Redmond adopt ‘six pillars’ for better detect threats


Charlie Bell, Microsoft

Microsoft on Friday unveiled plans to expand a comprehensive security makeover by accelerating its Secure Future Initiative and making changes to governance and how it compensates key executives. 

Microsoft is restructuring part of its upper management to elevate cybersecurity governance. Engineering and a group of deputy CISOs will partner to oversee SFI, manage risks and report to senior leadership, Charlie Bell, EVP, Microsoft Security, said in a blog post. The company will partially base compensation on how much progress is made towards certain security milestones.

Microsoft said it will review SFI progress weekly with the senior leadership team and discuss quarterly with its board of directors.
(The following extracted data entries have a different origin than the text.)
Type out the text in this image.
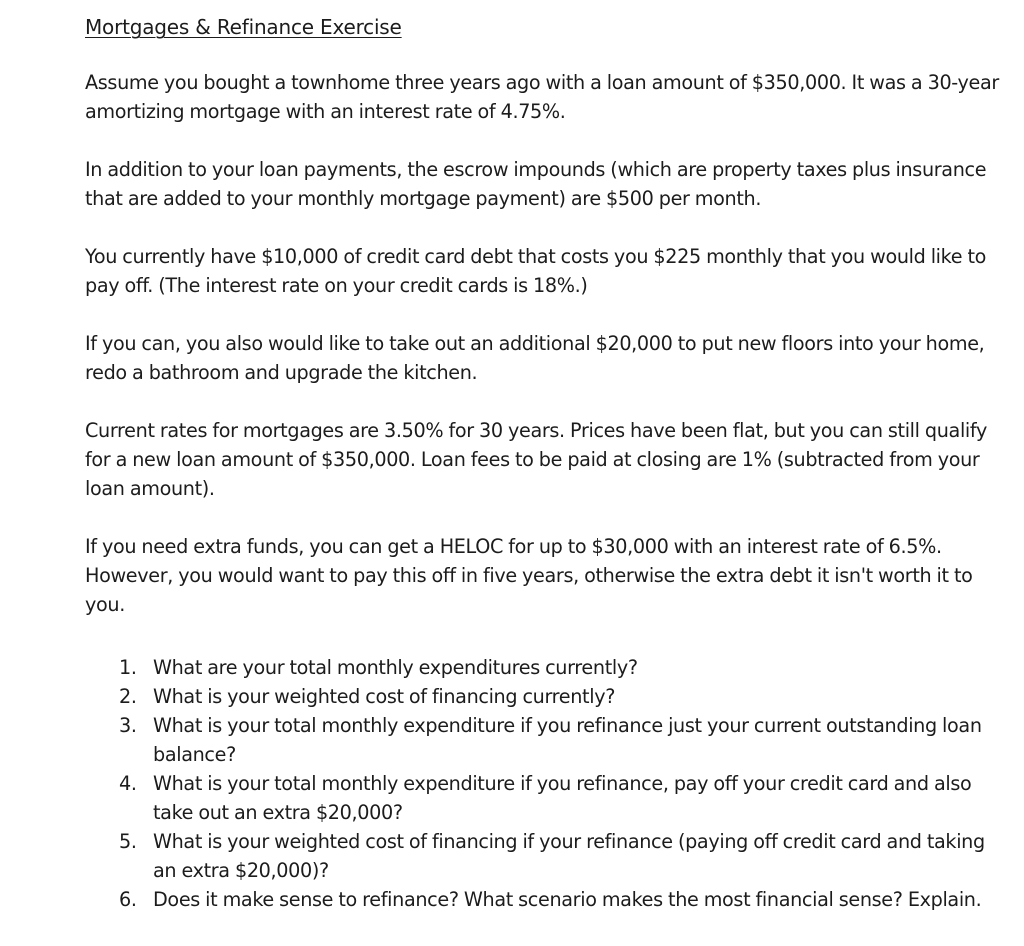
Mortgages & Refinance Exercise

Assume you bought a townhome three years ago with a loan amount of $350,000. It was a 30-year amortizing mortgage with an interest rate of 4.75%.

In addition to your loan payments, the escrow impounds (which are property taxes plus insurance that are added to your monthly mortgage payment) are $500 per month.

You currently have $10,000 of credit card debt that costs you $225 monthly that you would like to pay off. (The interest rate on your credit cards is 18%.)

If you can, you also would like to take out an additional $20,000 to put new floors into your home, redo a bathroom and upgrade the kitchen.

Current rates for mortgages are 3.50% for 30 years. Prices have been flat, but you can still qualify for a new loan amount of $350,000. Loan fees to be paid at closing are 1% (subtracted from your loan amount).

If you need extra funds, you can get a HELOC for up to $30,000 with an interest rate of 6.5%. However, you would want to pay this off in five years, otherwise the extra debt it isn't worth it to you.

1. What are your total monthly expenditures currently?
2. What is your weighted cost of financing currently?
3. What is your total monthly expenditure if you refinance just your current outstanding loan balance?
4. What is your total monthly expenditure if you refinance, pay off your credit card and also take out an extra $20,000?
5. What is your weighted cost of financing if your refinance (paying off credit card and taking an extra $20,000)?
6. Does it make sense to refinance? What scenario makes the most financial sense? Explain.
The company is also rolling out a series of changes by creating six security pillars designed to better detect threats, strengthen authentication and better secure cloud environments: 

  • Protect identities and secrets
  • Protect tenants and isolate production systems
  • Protect networks
  • Protect engineering systems
  • Monitor and detect threats
  • Accelerate response and remediation

Microsoft has come under withering criticism by security industry executives and federal officials over its security culture leading up to the recent state-linked hacks. 

Among the key changes, Ann Johnson, a long time corporate VP at the company, is adding the title of deputy CISO, customer outreach and regulated industries, according to a Microsoft spokesperson. Johnson will be tasked with scaling customer engagement and communications about Microsoft’s own security. Bloomberg first reported the changes regarding security chiefs. 

Microsoft is also bringing nation-state actor and threat hunting under CISO Igor Tsyganskiy’s purview. 

The renewed scrutiny on Microsoft followed findings from a Cyber Safety Review Board report in early April where the company was heavily criticized for its response to the summer 2023 hack of Microsoft Exchange Online. 

The board said the attack – which led to the theft of 60,000 US State Department emails and the hack of Commerce Secretary Gina Raimondo – was entirely avoidable and blasted Microsoft for creating a culture that emphasizes product development and features over customer security.

A separate attack by Russia-linked threat group Midnight Blizzard forced the Cybersecurity and Infrastructure Security Agency to issue mitigation guidance to key federal agencies after credentials and source code were stolen by the hackers.

Jess Burn, principal analyst at Forrester, said the Microsoft announcements were necessary steps and compared them to recent changes at other companies which have appointed business information security officers.  

“They must secure what they sell,” Burn said via e-mail.  

Jake Williams, faculty member at IANS Research, said goals outlined by Microsoft are ambitious and represent somewhat of a transformation in the corporate culture at Microsoft.

“Most organisations have neither the will nor the technical ability to achieve these goals, but any organization that does will be in a prime position to repel most intrusions,” Williams said via e-mail. “Microsoft certainly has the technical ability to implement these, but that’s always been the case. It appears they now have the political will to do so as well.”